On July 16, 2024, the Defendants filed a motion to strike Mr. Harris’ sur-reply. Motion to Strike, ECF No. 22. On July 31, 2024, the Court denied the Defendant’s motion to strike. Order, ECF No. 24. II. STANDARD OF REVIEW A complaint must contain a “short and plain statement of the claim showing that the pleader is entitled to relief.” Fed. R. Civ. P. 8(a). Any claim that fails “to state a claim upon which relief can be granted” will be dismissed. Fed. R. Civ. P. 12(b)(6). In reviewing a complaint under Rule 12(b)(6), a court applies a “plausibility standard” guided by “[t]wo working principles.” Ashcroft v. Iqbal, 556 U.S. 662, 678 (2009). First, “[t]hreadbare recitals of the elements of a cause of action, supported by mere conclusory statements, do not suffice.” Id.; see also Bell Atl. Corp. v. Twombly, 550 U.S. 544, 555 (2007) (“While a complaint attacked by a Rule 12(b)(6) motion to dismiss does not need detailed factual allegations, a plaintiff's obligation to provide the ‘grounds’ of his ‘entitle[ment]
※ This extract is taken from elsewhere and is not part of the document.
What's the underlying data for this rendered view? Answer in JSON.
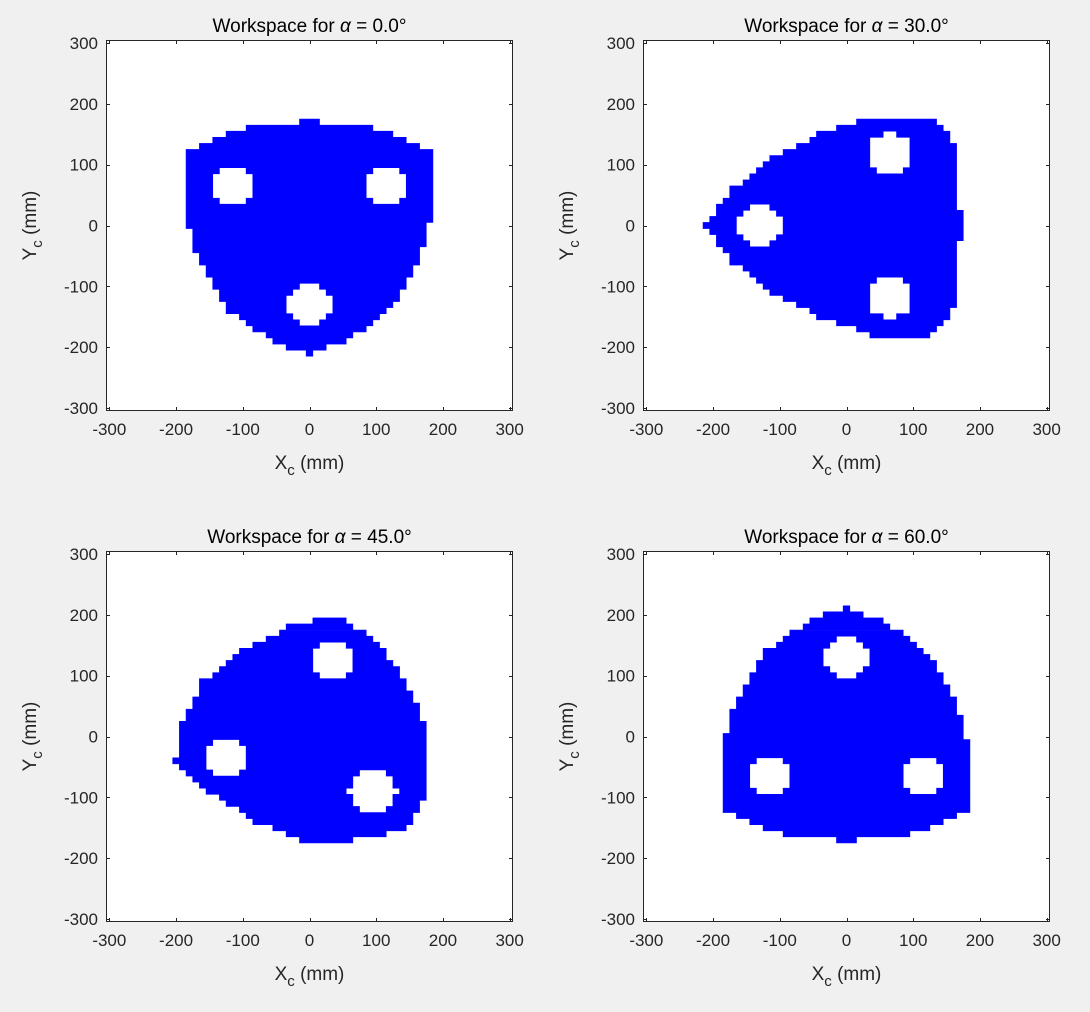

to relief’ requires more than labels and conclusions, and a formulaic recitation of the elements of a cause of action will not do.” (alteration in original) (citations omitted)). Second, “only a complaint that states a plausible claim for relief survives a motion to dismiss.” Iqbal, 556 U.S. at 679. Thus, the complaint must contain “factual amplification ... to render a claim plausible.” Arista Records LLC v. Doe 3, 604 F.3d 110, 120 (2d Cir. 2010) (quoting Turkmen v. Ashcroft, 589 F.3d 542, 546 (2d Cir. 2009)). When reviewing a complaint under Federal Rule of Civil Procedure 12(b)(6), the court takes all factual allegations in the complaint as true. Iqbal, 556 U.S. at 678. The court also views the allegations in the light most favorable to the plaintiff and draws all inferences in the plaintiff's favor. Cohen v. S.A.C. Trading Corp., 711 F.3d 353, 359 (2d Cir. 2013); see also York

v. Ass'n of the Bar of N.Y.C., 286 F.3d 122, 125 (2d Cir. 2002) (“On a motion to dismiss for failure to state a claim, we construe the complaint in the light most favorable to the plaintiff, accepting the complaint's allegations as true.”). A court considering a motion to dismiss under Rule 12(b)(6) generally limits its review “to the facts as asserted within the four corners of the complaint, the documents attached to the complaint as exhibits, and any documents incorporated in the complaint by reference.” McCarthy v. Dun & Bradstreet Corp., 482 F.3d 184, 191 (2d Cir. 2007). A court may also consider “matters of which judicial notice may be taken” and “documents either in plaintiffs’ possession or of which plaintiffs had knowledge and relied on in bringing suit.” Brass v. Am. Film Techs., Inc., 987 F.2d 142, 150 (2d Cir. 1993); Patrowicz v. Transamerica HomeFirst, Inc., 359 F. Supp. 2d 140, 144 (D. Conn. 2005). Complaints filed by pro se plaintiffs, however, “must be construed liberally and interpreted to raise the strongest arguments that they suggest.” Sykes v. Bank of Am., 723 F.3d

399, 403 (2d Cir. 2013) (quoting Triestman v. Fed. Bureau of Prisons, 470 F. 3d 471, 474 (2d Cir.